Ecuador tiene tareas pendientes en torno a la realidad económica heredada tras una década de manejo estatista. La primera es, sin duda, aquella de disminuir el déficit fiscal no petrolero en un 5% del PIB hasta el año 2021. No será fácil porque implicará reducir los dos ámbitos del gasto público, esto es el gasto corriente y el de inversión. Implicará detener proyectos y bajar la masa salarial. Como es lógico suponer, una menor participación del Estado en la economía conllevará una disminución de la demanda de bienes y servicios, y una ralentización económica. Este panorama ha sido advertido por los observadores quienes han tenido que corregir sus pronósticos. Uno de ellos es que Ecuador no crecerá en el presente año. Tampoco el próximo. Lamentablemente estos son los costos de los ajustes que se deben realizar para revertir las tendencias de una indebida e irresponsable expansión del aparato público que llegó a ser y sigue siendo de gran obesidad.

Es que los ingresos no alcanzan para pagar los gastos.
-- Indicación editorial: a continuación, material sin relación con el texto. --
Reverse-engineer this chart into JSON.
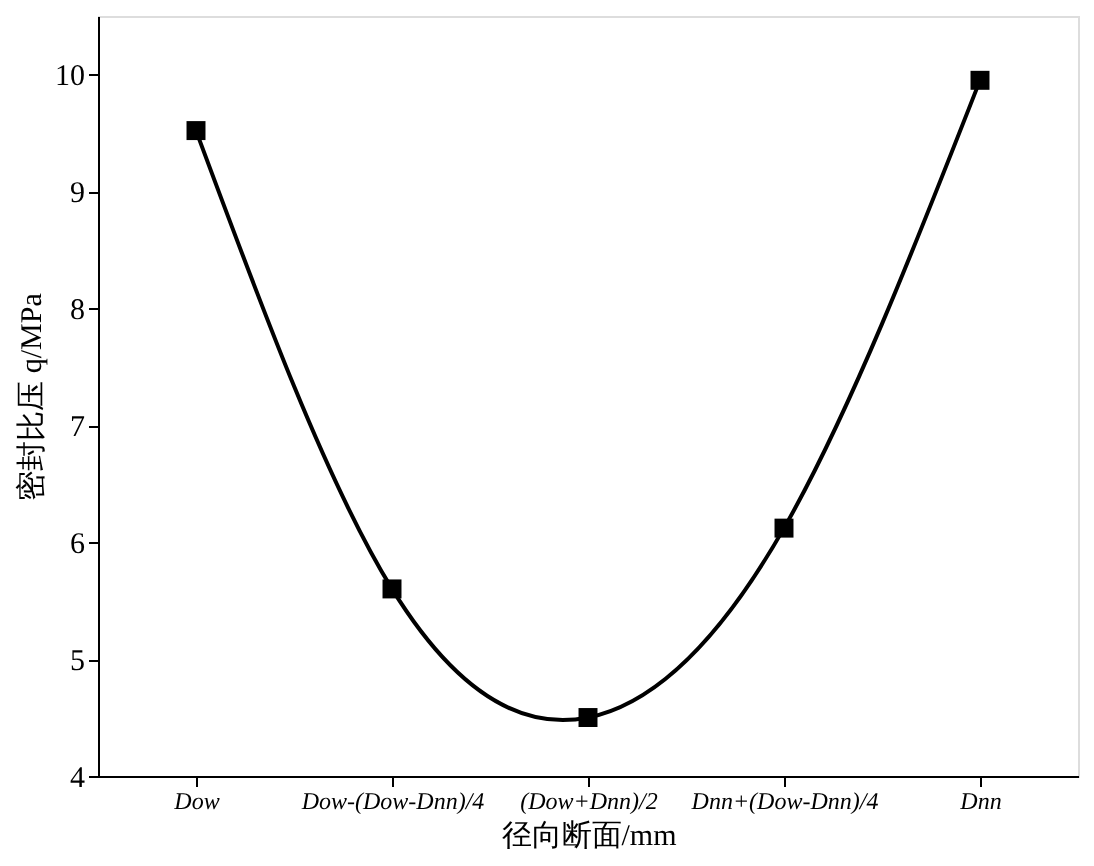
{
  "chart_data": {
    "type": "line",
    "xlabel": "径向断面/mm",
    "ylabel": "密封比压 q/MPa",
    "categories": [
      "Dow",
      "Dow-(Dow-Dnn)/4",
      "(Dow+Dnn)/2",
      "Dnn+(Dow-Dnn)/4",
      "Dnn"
    ],
    "series": [
      {
        "color": "#000000",
        "values": [
          9.52,
          5.6,
          4.5,
          6.12,
          9.95
        ]
      }
    ],
    "ylim": [
      4,
      10.5
    ],
    "yticks": [
      4,
      5,
      6,
      7,
      8,
      9,
      10
    ],
    "grid": false,
    "marker": "square",
    "line_style": "solid"
  }
}
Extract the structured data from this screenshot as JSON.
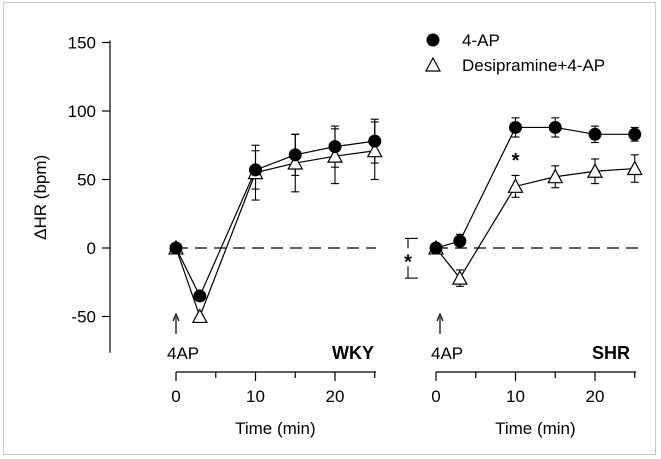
{
  "chart_data": {
    "type": "scatter",
    "ylabel": "ΔHR (bpm)",
    "ylim": [
      -75,
      150
    ],
    "yticks": [
      -50,
      0,
      50,
      100,
      150
    ],
    "xticks": [
      0,
      10,
      20
    ],
    "legend": {
      "placement": "top-right",
      "entries": [
        "4-AP",
        "Desipramine+4-AP"
      ]
    },
    "panels": [
      {
        "name": "WKY",
        "xlabel": "Time (min)",
        "arrow_label": "4AP",
        "series": [
          {
            "name": "4-AP",
            "marker": "filled-circle",
            "x": [
              0,
              3,
              10,
              15,
              20,
              25
            ],
            "y": [
              0,
              -35,
              57,
              68,
              74,
              78
            ],
            "err": [
              0,
              0,
              14,
              15,
              15,
              16
            ],
            "star": [
              false,
              true,
              false,
              false,
              false,
              true
            ]
          },
          {
            "name": "Desipramine+4-AP",
            "marker": "open-triangle",
            "x": [
              0,
              3,
              10,
              15,
              20,
              25
            ],
            "y": [
              0,
              -50,
              55,
              62,
              67,
              71
            ],
            "err": [
              0,
              0,
              20,
              21,
              20,
              21
            ],
            "star": [
              false,
              false,
              false,
              false,
              false,
              false
            ]
          }
        ]
      },
      {
        "name": "SHR",
        "xlabel": "Time (min)",
        "arrow_label": "4AP",
        "series": [
          {
            "name": "4-AP",
            "marker": "filled-circle",
            "x": [
              0,
              3,
              10,
              15,
              20,
              25
            ],
            "y": [
              0,
              5,
              88,
              88,
              83,
              83
            ],
            "err": [
              0,
              5,
              7,
              7,
              6,
              5
            ],
            "star": [
              false,
              false,
              false,
              false,
              false,
              true
            ]
          },
          {
            "name": "Desipramine+4-AP",
            "marker": "open-triangle",
            "x": [
              0,
              3,
              10,
              15,
              20,
              25
            ],
            "y": [
              0,
              -22,
              45,
              52,
              56,
              58
            ],
            "err": [
              0,
              6,
              8,
              8,
              9,
              10
            ],
            "star": [
              false,
              false,
              false,
              false,
              false,
              false
            ]
          }
        ],
        "annotations": [
          {
            "x": 10,
            "y": 65,
            "text": "*"
          }
        ],
        "baseline_bracket": {
          "y": [
            -22,
            7
          ],
          "text": "*"
        }
      }
    ]
  }
}
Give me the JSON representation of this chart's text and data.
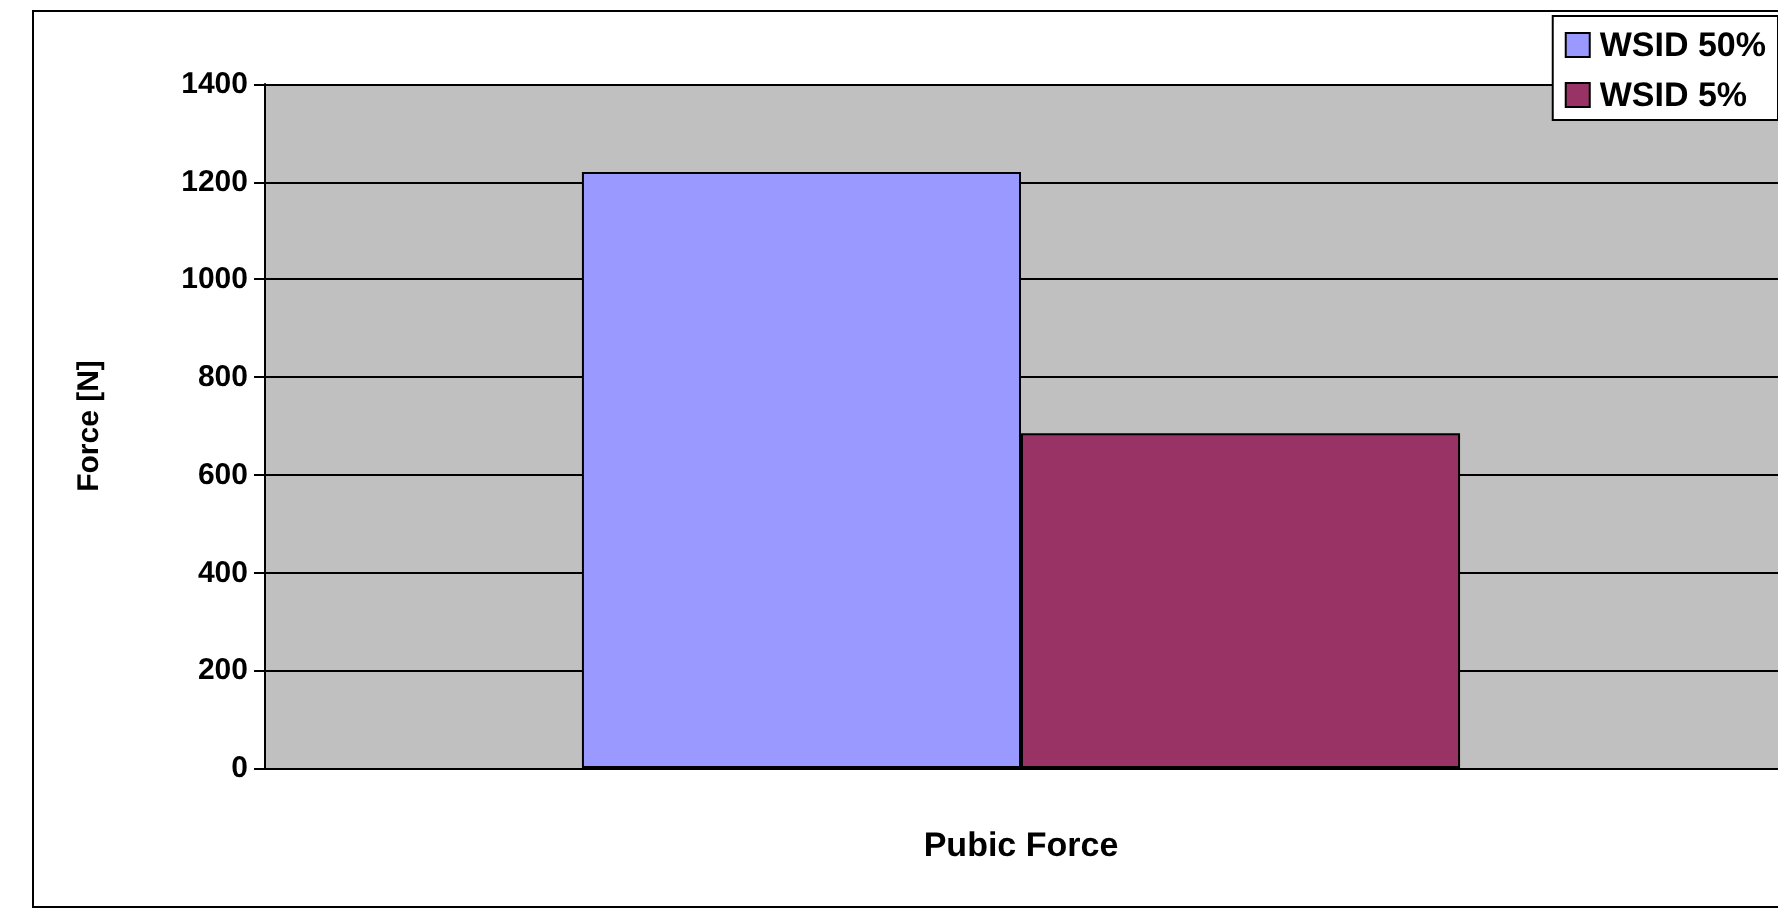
{
  "chart_data": {
    "type": "bar",
    "categories": [
      "Pubic Force"
    ],
    "ylabel": "Force [N]",
    "series": [
      {
        "name": "WSID 50%",
        "color": "#9999ff",
        "values": [
          1220
        ]
      },
      {
        "name": "WSID 5%",
        "color": "#993366",
        "values": [
          685
        ]
      }
    ],
    "ylim": [
      0,
      1400
    ],
    "yticks": [
      0,
      200,
      400,
      600,
      800,
      1000,
      1200,
      1400
    ],
    "grid": "y",
    "legend": "top right"
  }
}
El Estado cuenta con unos 15 000 millones de ingresos por concepto de impuestos y lo demás depende de la volatilidad del petróleo. En los últimos años han ocurrido déficits superiores al 6% del PIB mismos que son técnicamente insostenibles. Que la economía no crezca durante dos años significará un retroceso en el bienestar general de la población. Nada es gratis en economía.